Time frame: 6-month (T3)
Health-Related Quality of Life (HRQOL)
Healthy days are the positive complementary form of unhealthy days. Healthy days estimates the number of recent days when a person's physical and mental health was good (or better) and is calculated by subtracting the number of unhealthy days from 30 days. Unhealthy days are an estimate of the overall number of days during the previous 30 days when the respondent felt that either his or her physical or mental health was not good. To obtain this estimate, responses to questions 2 and 3 are combined to calculate a summary index of overall unhealthy days, with a logical maximum of 30 unhealthy days. For example, a person who reports 4 physically unhealthy days and 2 mentally unhealthy days is assigned a value of 6 unhealthy days, and someone who reports 30 physically unhealthy days and 30 mentally unhealthy days is assigned the maximum of 30 unhealthy days. Here we report the number and % of participants who reported fair or poor HRQoL.
Time frame: 12-month (T3)
Decision Regret Scale
The Decision Regret Scale is made up of 5 items that address the notion of regret in a variety of ways. Scoring on a 4-point scale (from 1 for strongly agree to 4 for strongly disagree) with the scale for the negatively worded items. The total score is taken from the mean of the 5 items, and then converted to a 0-100 scale by subtracting 1 from each item then multiply by 25. A score of 0 means no regret; a score of 100 means high regret.
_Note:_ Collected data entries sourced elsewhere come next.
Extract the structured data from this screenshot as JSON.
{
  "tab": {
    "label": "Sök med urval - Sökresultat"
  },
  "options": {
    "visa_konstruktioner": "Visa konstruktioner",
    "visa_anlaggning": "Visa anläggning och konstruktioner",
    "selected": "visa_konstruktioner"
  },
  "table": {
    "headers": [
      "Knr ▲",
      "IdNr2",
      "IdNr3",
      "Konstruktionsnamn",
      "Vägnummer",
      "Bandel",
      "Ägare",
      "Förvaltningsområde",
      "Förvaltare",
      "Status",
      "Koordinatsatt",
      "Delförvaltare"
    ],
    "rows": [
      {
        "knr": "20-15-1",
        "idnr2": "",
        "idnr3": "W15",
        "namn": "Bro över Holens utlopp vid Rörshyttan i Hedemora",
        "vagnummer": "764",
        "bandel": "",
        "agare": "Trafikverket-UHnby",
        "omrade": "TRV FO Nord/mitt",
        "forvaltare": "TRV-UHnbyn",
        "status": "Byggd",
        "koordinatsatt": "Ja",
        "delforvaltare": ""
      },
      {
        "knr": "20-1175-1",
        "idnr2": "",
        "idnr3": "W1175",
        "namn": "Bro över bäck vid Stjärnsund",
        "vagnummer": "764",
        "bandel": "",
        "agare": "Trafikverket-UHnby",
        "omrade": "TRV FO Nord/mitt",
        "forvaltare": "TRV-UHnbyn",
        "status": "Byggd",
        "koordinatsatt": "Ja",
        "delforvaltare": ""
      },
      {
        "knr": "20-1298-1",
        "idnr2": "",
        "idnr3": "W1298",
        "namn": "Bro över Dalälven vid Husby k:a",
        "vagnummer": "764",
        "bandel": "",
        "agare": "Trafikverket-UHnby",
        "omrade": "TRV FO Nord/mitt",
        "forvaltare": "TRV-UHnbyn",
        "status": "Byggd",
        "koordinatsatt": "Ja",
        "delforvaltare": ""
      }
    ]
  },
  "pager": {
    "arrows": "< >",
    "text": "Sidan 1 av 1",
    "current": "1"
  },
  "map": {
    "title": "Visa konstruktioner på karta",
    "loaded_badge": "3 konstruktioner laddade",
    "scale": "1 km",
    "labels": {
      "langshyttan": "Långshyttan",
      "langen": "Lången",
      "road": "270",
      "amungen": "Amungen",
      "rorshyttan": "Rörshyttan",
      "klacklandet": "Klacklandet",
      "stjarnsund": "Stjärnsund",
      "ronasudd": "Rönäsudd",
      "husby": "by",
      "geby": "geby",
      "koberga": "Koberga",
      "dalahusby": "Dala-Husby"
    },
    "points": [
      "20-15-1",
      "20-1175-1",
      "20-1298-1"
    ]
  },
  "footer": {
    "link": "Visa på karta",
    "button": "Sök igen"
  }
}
Time frame: 1- month post-disclosure
Decision Regret Scale
The Decision Regret Scale is made up of 5 items that address the notion of regret in a variety of ways. Scoring on a 4-point scale (from 1 for strongly agree to 4 for strongly disagree) with the scale for the negatively worded items. The total score is taken from the mean of the 5 items, and then converted to a 0-100 scale by subtracting 1 from each item then multiply by 25. A score of 0 means no regret; a score of 100 means high regret.